Feature Hashing

Specifications

Good for: Large number of values

Description

The feature hashing scheme is another useful feature engineering scheme for dealing with large scale categorical features. In this scheme, a hash function is typically used with the number of encoded features pre-set (as a vector of predefined length) such that the hashed values of the features are used as indices in this predefined vector and values are updated accordingly. Since a hash function maps a large number of values into a small finite set of values, multiple different values might create the same hash which is termed as collisions. Typically, a signed hash function is used so that the sign of the value obtained from the hash is used as the sign of the value which is stored in the final feature vector at the appropriate index. This should ensure lesser collisions and lesser accumulation of error due to collisions.

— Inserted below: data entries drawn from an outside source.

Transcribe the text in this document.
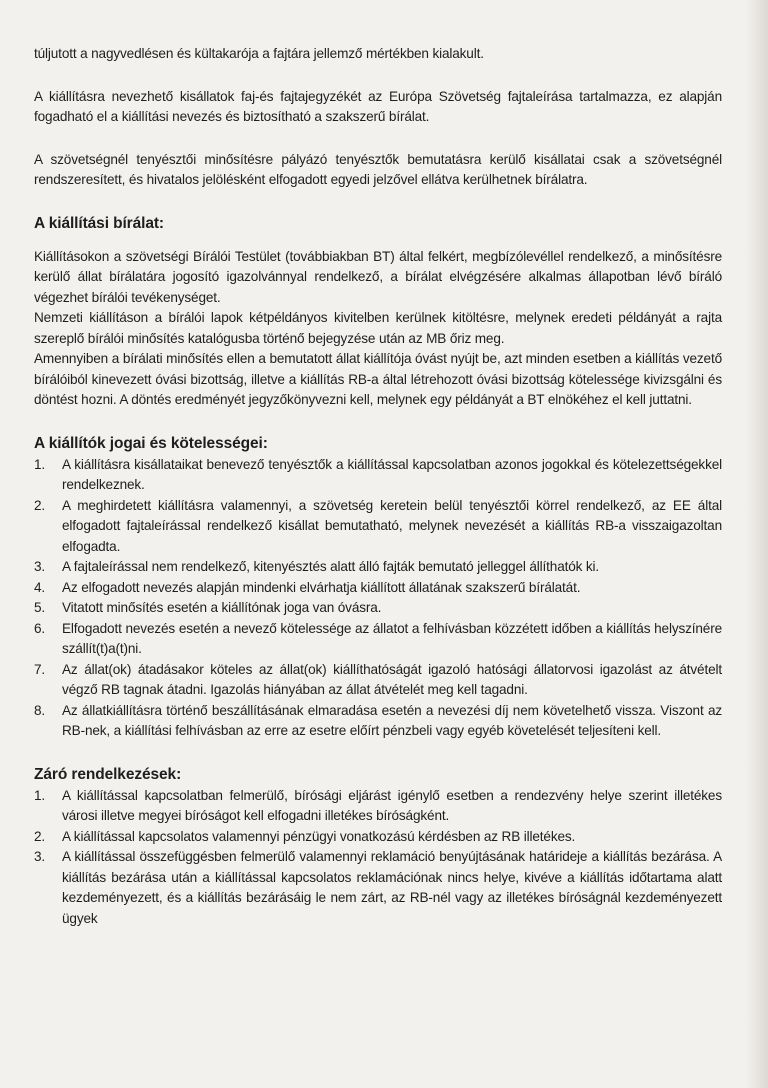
túljutott a nagyvedlésen és kültakarója a fajtára jellemző mértékben kialakult.

A kiállításra nevezhető kisállatok faj-és fajtajegyzékét az Európa Szövetség fajtaleírása tartalmazza, ez alapján fogadható el a kiállítási nevezés és biztosítható a szakszerű bírálat.

A szövetségnél tenyésztői minősítésre pályázó tenyésztők bemutatásra kerülő kisállatai csak a szövetségnél rendszeresített, és hivatalos jelölésként elfogadott egyedi jelzővel ellátva kerülhetnek bírálatra.

A kiállítási bírálat:

Kiállításokon a szövetségi Bírálói Testület (továbbiakban BT) által felkért, megbízólevéllel rendelkező, a minősítésre kerülő állat bírálatára jogosító igazolvánnyal rendelkező, a bírálat elvégzésére alkalmas állapotban lévő bíráló végezhet bírálói tevékenységet.

Nemzeti kiállításon a bírálói lapok kétpéldányos kivitelben kerülnek kitöltésre, melynek eredeti példányát a rajta szereplő bírálói minősítés katalógusba történő bejegyzése után az MB őriz meg.

Amennyiben a bírálati minősítés ellen a bemutatott állat kiállítója óvást nyújt be, azt minden esetben a kiállítás vezető bírálóiból kinevezett óvási bizottság, illetve a kiállítás RB-a által létrehozott óvási bizottság kötelessége kivizsgálni és döntést hozni. A döntés eredményét jegyzőkönyvezni kell, melynek egy példányát a BT elnökéhez el kell juttatni.

A kiállítók jogai és kötelességei:
1. A kiállításra kisállataikat benevező tenyésztők a kiállítással kapcsolatban azonos jogokkal és kötelezettségekkel rendelkeznek.
2. A meghirdetett kiállításra valamennyi, a szövetség keretein belül tenyésztői körrel rendelkező, az EE által elfogadott fajtaleírással rendelkező kisállat bemutatható, melynek nevezését a kiállítás RB-a visszaigazoltan elfogadta.
3. A fajtaleírással nem rendelkező, kitenyésztés alatt álló fajták bemutató jelleggel állíthatók ki.
4. Az elfogadott nevezés alapján mindenki elvárhatja kiállított állatának szakszerű bírálatát.
5. Vitatott minősítés esetén a kiállítónak joga van óvásra.
6. Elfogadott nevezés esetén a nevező kötelessége az állatot a felhívásban közzétett időben a kiállítás helyszínére szállít(t)a(t)ni.
7. Az állat(ok) átadásakor köteles az állat(ok) kiállíthatóságát igazoló hatósági állatorvosi igazolást az átvételt végző RB tagnak átadni. Igazolás hiányában az állat átvételét meg kell tagadni.
8. Az állatkiállításra történő beszállításának elmaradása esetén a nevezési díj nem követelhető vissza. Viszont az RB-nek, a kiállítási felhívásban az erre az esetre előírt pénzbeli vagy egyéb követelését teljesíteni kell.
Záró rendelkezések:
1. A kiállítással kapcsolatban felmerülő, bírósági eljárást igénylő esetben a rendezvény helye szerint illetékes városi illetve megyei bíróságot kell elfogadni illetékes bíróságként.
2. A kiállítással kapcsolatos valamennyi pénzügyi vonatkozású kérdésben az RB illetékes.
3. A kiállítással összefüggésben felmerülő valamennyi reklamáció benyújtásának határideje a kiállítás bezárása. A kiállítás bezárása után a kiállítással kapcsolatos reklamációnak nincs helye, kivéve a kiállítás időtartama alatt kezdeményezett, és a kiállítás bezárásáig le nem zárt, az RB-nél vagy az illetékes bíróságnál kezdeményezett ügyek
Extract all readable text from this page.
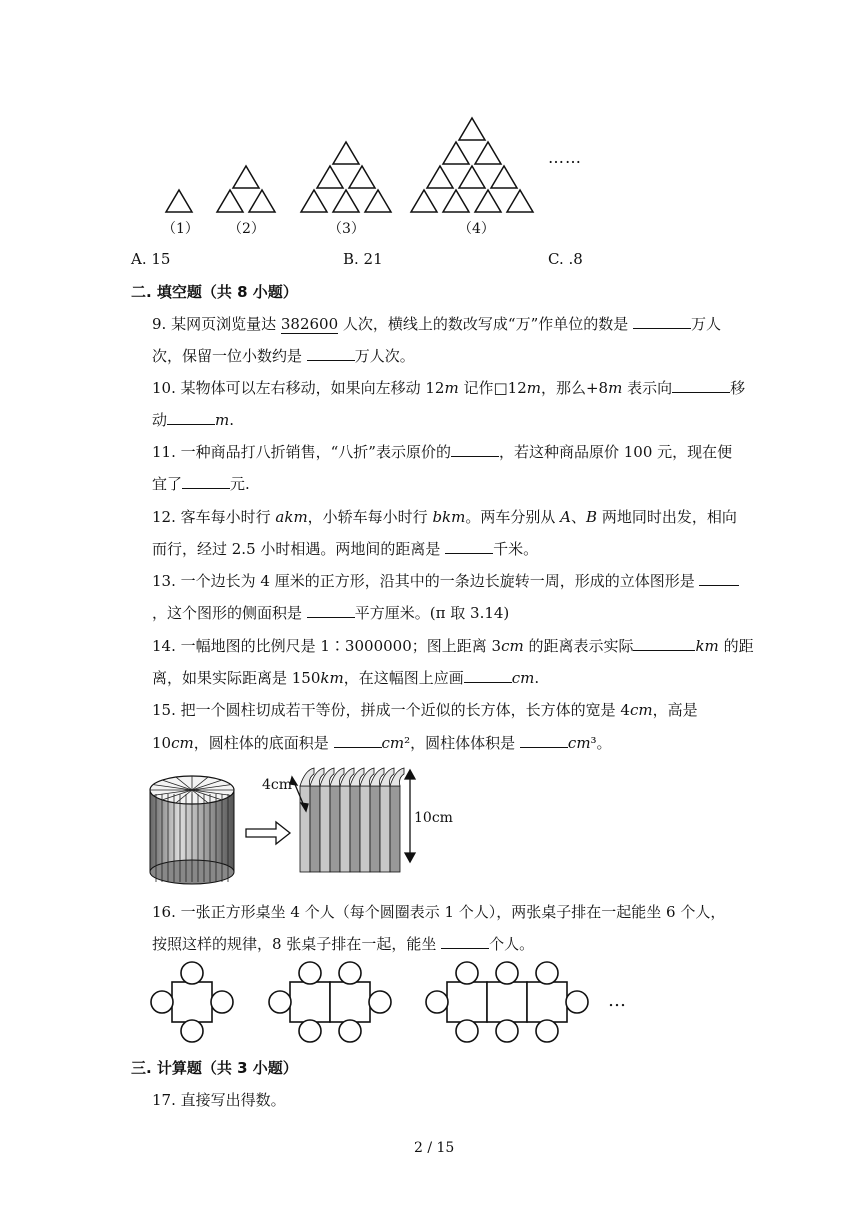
（1） （2）	（3）	（4）
……
A. 15	B. 21	C. .8
二. 填空题（共 8 小题）
9. 某网页浏览量达 382600 人次，横线上的数改写成“万”作单位的数是	万人
次，保留一位小数约是	万人次。
10. 某物体可以左右移动，如果向左移动 12m 记作□12m，那么+8m 表示向	移
动	m.
11. 一种商品打八折销售，“八折”表示原价的	，若这种商品原价 100 元，现在便
宜了	元.
12. 客车每小时行 akm，小轿车每小时行 bkm。两车分别从 A、B 两地同时出发，相向
而行，经过 2.5 小时相遇。两地间的距离是	千米。
13. 一个边长为 4 厘米的正方形，沿其中的一条边长旋转一周，形成的立体图形是
，这个图形的侧面积是	平方厘米。(π 取 3.14)
14. 一幅地图的比例尺是 1∶3000000；图上距离 3cm 的距离表示实际	km 的距
离，如果实际距离是 150km，在这幅图上应画	cm.
15. 把一个圆柱切成若干等份，拼成一个近似的长方体，长方体的宽是 4cm，高是
10cm，圆柱体的底面积是	cm²，圆柱体体积是	cm³。
4cm
10cm
16. 一张正方形桌坐 4 个人（每个圆圈表示 1 个人），两张桌子排在一起能坐 6 个人，
按照这样的规律，8 张桌子排在一起，能坐	个人。
…
三. 计算题（共 3 小题）
17. 直接写出得数。
2 / 15
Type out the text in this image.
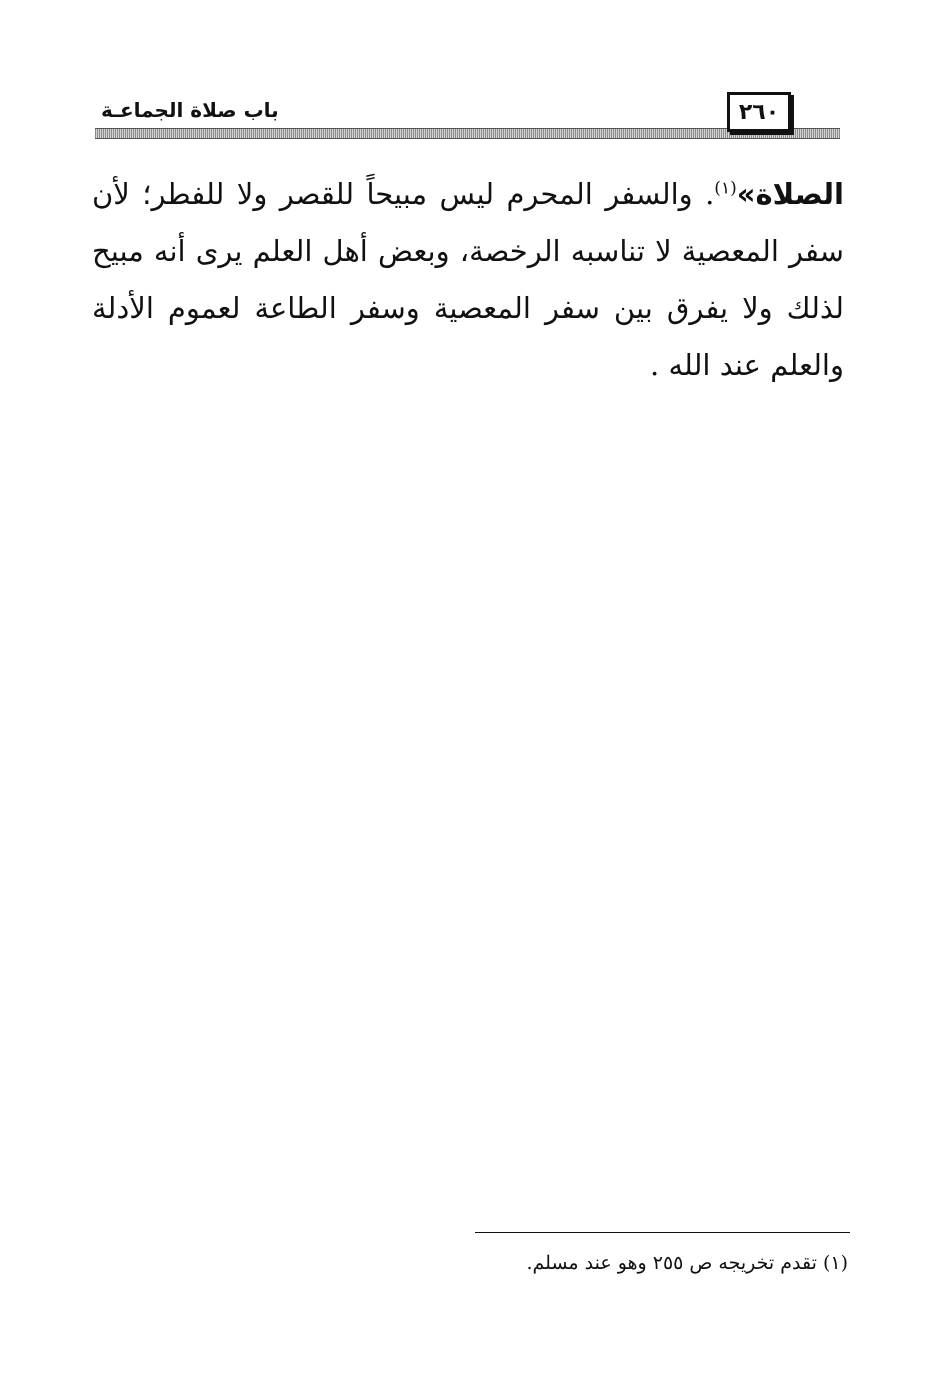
باب صلاة الجماعـة	٢٦٠
الصلاة»$^{(١)}$. والسفر المحرم ليس مبيحاً للقصر ولا للفطر؛ لأن سفر المعصية لا تناسبه الرخصة، وبعض أهل العلم يرى أنه مبيح لذلك ولا يفرق بين سفر المعصية وسفر الطاعة لعموم الأدلة والعلم عند الله .
(١) تقدم تخريجه ص ٢٥٥ وهو عند مسلم.
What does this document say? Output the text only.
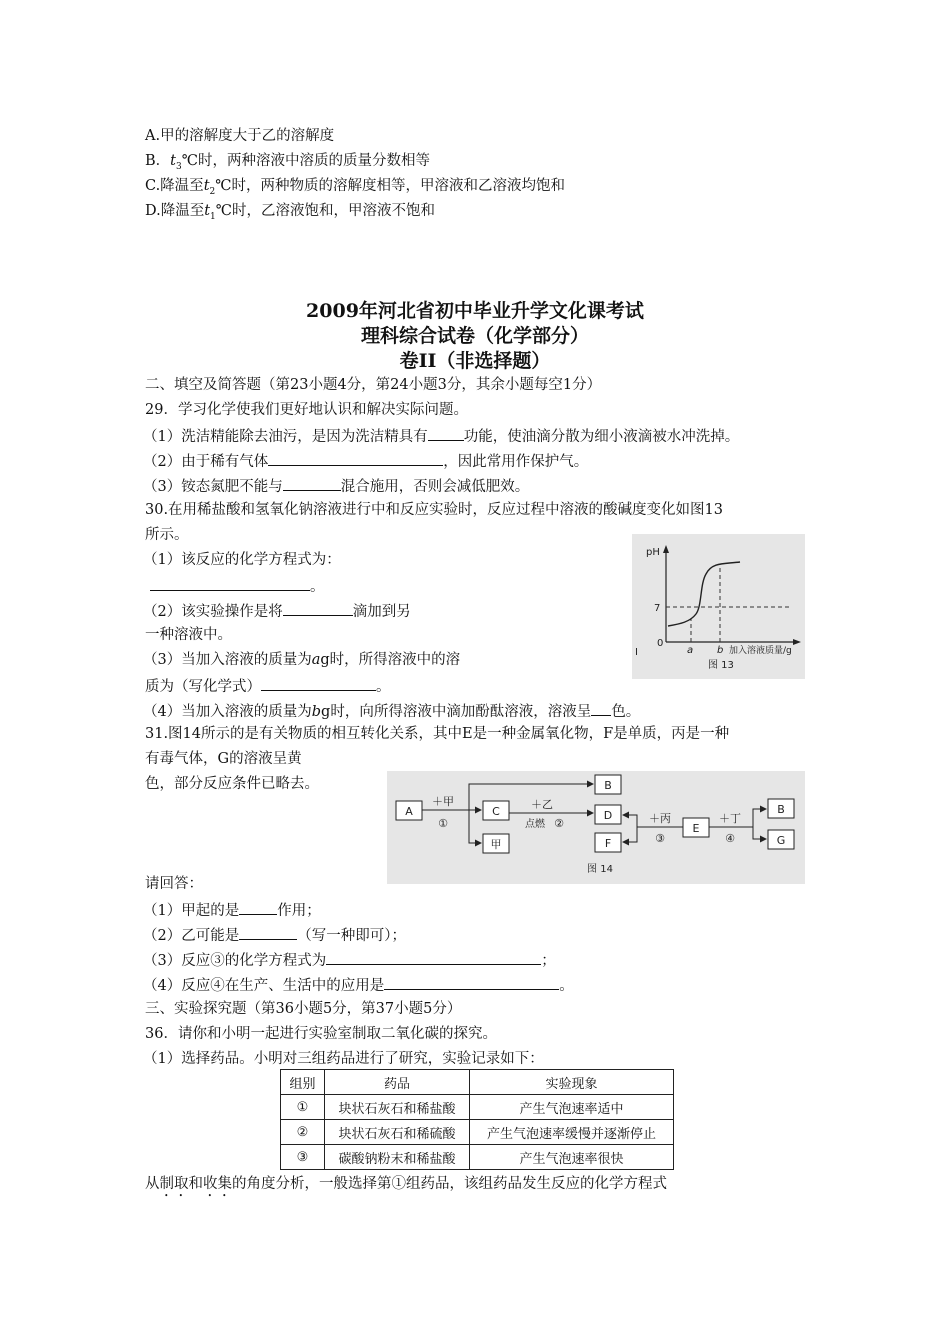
A.甲的溶解度大于乙的溶解度
B．$t_3℃$时，两种溶液中溶质的质量分数相等
C.降温至$t_2℃$时，两种物质的溶解度相等，甲溶液和乙溶液均饱和
D.降温至$t_1℃$时，乙溶液饱和，甲溶液不饱和
2009年河北省初中毕业升学文化课考试
理科综合试卷（化学部分）
卷II（非选择题）
二、填空及简答题（第23小题4分，第24小题3分，其余小题每空1分）
29．学习化学使我们更好地认识和解决实际问题。
（1）洗洁精能除去油污，是因为洗洁精具有 功能，使油滴分散为细小液滴被水冲洗掉。
（2）由于稀有气体	，因此常用作保护气。
（3）铵态氮肥不能与	混合施用，否则会减低肥效。
30.在用稀盐酸和氢氧化钠溶液进行中和反应实验时，反应过程中溶液的酸碱度变化如图13
所示。
（1）该反应的化学方程式为：
。
（2）该实验操作是将	滴加到另
一种溶液中。
（3）当加入溶液的质量为ag时，所得溶液中的溶
质为（写化学式）	。
（4）当加入溶液的质量为bg时，向所得溶液中滴加酚酞溶液，溶液呈 色。
pH
7
0
a b 加入溶液质量/g
图 13
I
31.图14所示的是有关物质的相互转化关系，其中E是一种金属氧化物，F是单质，丙是一种
有毒气体，G的溶液呈黄
色，部分反应条件已略去。
A	C
甲
B
D
F
E
B
G
＋甲
①
＋乙
点燃 ②	＋丙
③
＋丁
④
图 14
请回答：
（1）甲起的是	作用；
（2）乙可能是	（写一种即可）；
（3）反应③的化学方程式为	；
（4）反应④在生产、生活中的应用是	。
三、实验探究题（第36小题5分，第37小题5分）
36．请你和小明一起进行实验室制取二氧化碳的探究。
（1）选择药品。小明对三组药品进行了研究，实验记录如下：
组别	药品	实验现象
①	块状石灰石和稀盐酸	产生气泡速率适中
②	块状石灰石和稀硫酸	产生气泡速率缓慢并逐渐停止
③	碳酸钠粉末和稀盐酸	产生气泡速率很快
从制取和收集的角度分析，一般选择第①组药品，该组药品发生反应的化学方程式
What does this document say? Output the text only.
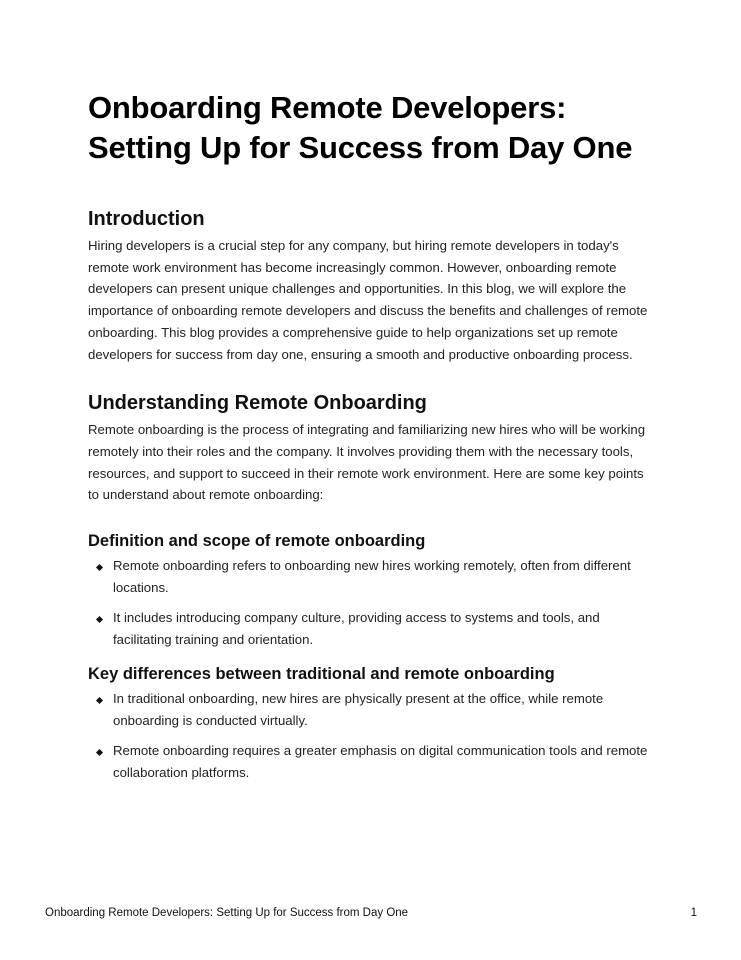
Onboarding Remote Developers: Setting Up for Success from Day One
Introduction

Hiring developers is a crucial step for any company, but hiring remote developers in today's remote work environment has become increasingly common. However, onboarding remote developers can present unique challenges and opportunities. In this blog, we will explore the importance of onboarding remote developers and discuss the benefits and challenges of remote onboarding. This blog provides a comprehensive guide to help organizations set up remote developers for success from day one, ensuring a smooth and productive onboarding process.

Understanding Remote Onboarding

Remote onboarding is the process of integrating and familiarizing new hires who will be working remotely into their roles and the company. It involves providing them with the necessary tools, resources, and support to succeed in their remote work environment. Here are some key points to understand about remote onboarding:

Definition and scope of remote onboarding
Remote onboarding refers to onboarding new hires working remotely, often from different locations.
It includes introducing company culture, providing access to systems and tools, and facilitating training and orientation.
Key differences between traditional and remote onboarding
In traditional onboarding, new hires are physically present at the office, while remote onboarding is conducted virtually.
Remote onboarding requires a greater emphasis on digital communication tools and remote collaboration platforms.
Onboarding Remote Developers: Setting Up for Success from Day One	1
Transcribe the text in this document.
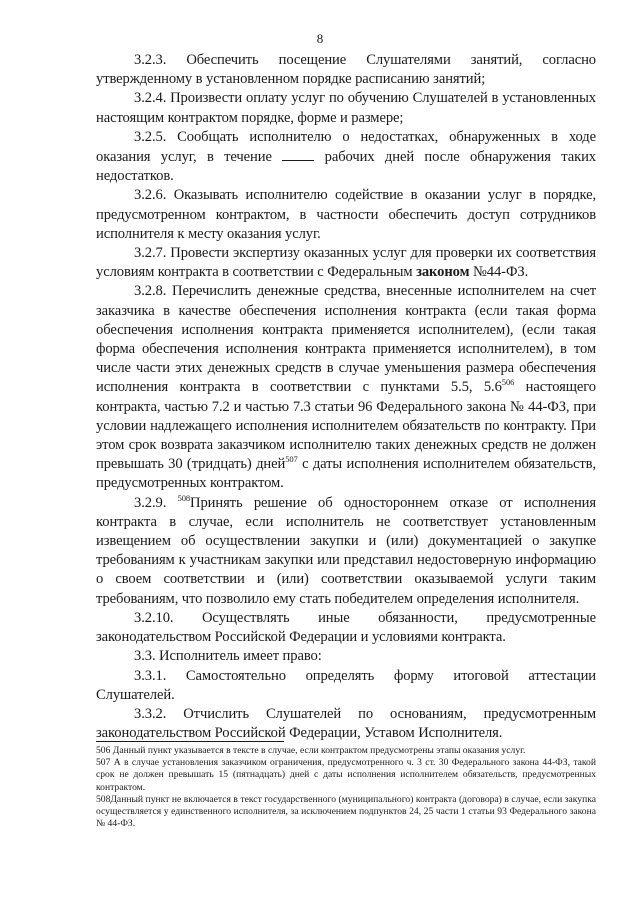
8

3.2.3. Обеспечить посещение Слушателями занятий, согласно утвержденному в установленном порядке расписанию занятий;

3.2.4. Произвести оплату услуг по обучению Слушателей в установленных настоящим контрактом порядке, форме и размере;

3.2.5. Сообщать исполнителю о недостатках, обнаруженных в ходе оказания услуг, в течение	рабочих дней после обнаружения таких недостатков.

3.2.6. Оказывать исполнителю содействие в оказании услуг в порядке, предусмотренном контрактом, в частности обеспечить доступ сотрудников исполнителя к месту оказания услуг.

3.2.7. Провести экспертизу оказанных услуг для проверки их соответствия условиям контракта в соответствии с Федеральным законом №44-ФЗ.

3.2.8. Перечислить денежные средства, внесенные исполнителем на счет заказчика в качестве обеспечения исполнения контракта (если такая форма обеспечения исполнения контракта применяется исполнителем), (если такая форма обеспечения исполнения контракта применяется исполнителем), в том числе части этих денежных средств в случае уменьшения размера обеспечения исполнения контракта в соответствии с пунктами 5.5, $5.6^{506}$ настоящего контракта, частью 7.2 и частью 7.3 статьи 96 Федерального закона № 44-ФЗ, при условии надлежащего исполнения исполнителем обязательств по контракту. При этом срок возврата заказчиком исполнителю таких денежных средств не должен превышать 30 (тридцать) дней$^{507}$ с даты исполнения исполнителем обязательств, предусмотренных контрактом.

3.2.9. $^{508}$Принять решение об одностороннем отказе от исполнения контракта в случае, если исполнитель не соответствует установленным извещением об осуществлении закупки и (или) документацией о закупке требованиям к участникам закупки или представил недостоверную информацию о своем соответствии и (или) соответствии оказываемой услуги таким требованиям, что позволило ему стать победителем определения исполнителя.

3.2.10. Осуществлять иные обязанности, предусмотренные законодательством Российской Федерации и условиями контракта.

3.3. Исполнитель имеет право:

3.3.1. Самостоятельно определять форму итоговой аттестации Слушателей.

3.3.2. Отчислить Слушателей по основаниям, предусмотренным законодательством Российской Федерации, Уставом Исполнителя.

506 Данный пункт указывается в тексте в случае, если контрактом предусмотрены этапы оказания услуг.

507 А в случае установления заказчиком ограничения, предусмотренного ч. 3 ст. 30 Федерального закона 44-ФЗ, такой срок не должен превышать 15 (пятнадцать) дней с даты исполнения исполнителем обязательств, предусмотренных контрактом.

508Данный пункт не включается в текст государственного (муниципального) контракта (договора) в случае, если закупка осуществляется у единственного исполнителя, за исключением подпунктов 24, 25 части 1 статьи 93 Федерального закона № 44-ФЗ.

Hashing schemes work on strings, numbers and other structures like vectors. You can think of hashed outputs as a finite set of b bins such that when the hash function is applied on the same values\categories, they get assigned to the same bin (or subset of bins) out of the b bins based on the hash value. We can pre-define the value of b which becomes the final size of the encoded feature vector for each categorical attribute that we encode using the feature hashing scheme.

Thus even if we have over 1000 distinct categories in a feature and we set b=10 as the final feature vector size, the output feature set will still have only 10 features as compared to 1000 binary features if we used a one-hot encoding scheme.

Example

We will now use a feature hashing scheme by leveraging scikit-learn's FeatureHasher class, which uses a signed 32-bit version of the Murmurhash3 hash function. We will pre-define the final feature vector size to be 6 in this case.

from sklearn.feature_extraction import FeatureHasher

fh = FeatureHasher(n_features=6, input_type='string')
hashed_features = fh.fit_transform(vg_df['Genre'])
hashed_features = hashed_features.toarray()
pd.concat([vg_df[['Name', 'Genre']], pd.DataFrame(hashed_features)], axis=1).iloc[1:7]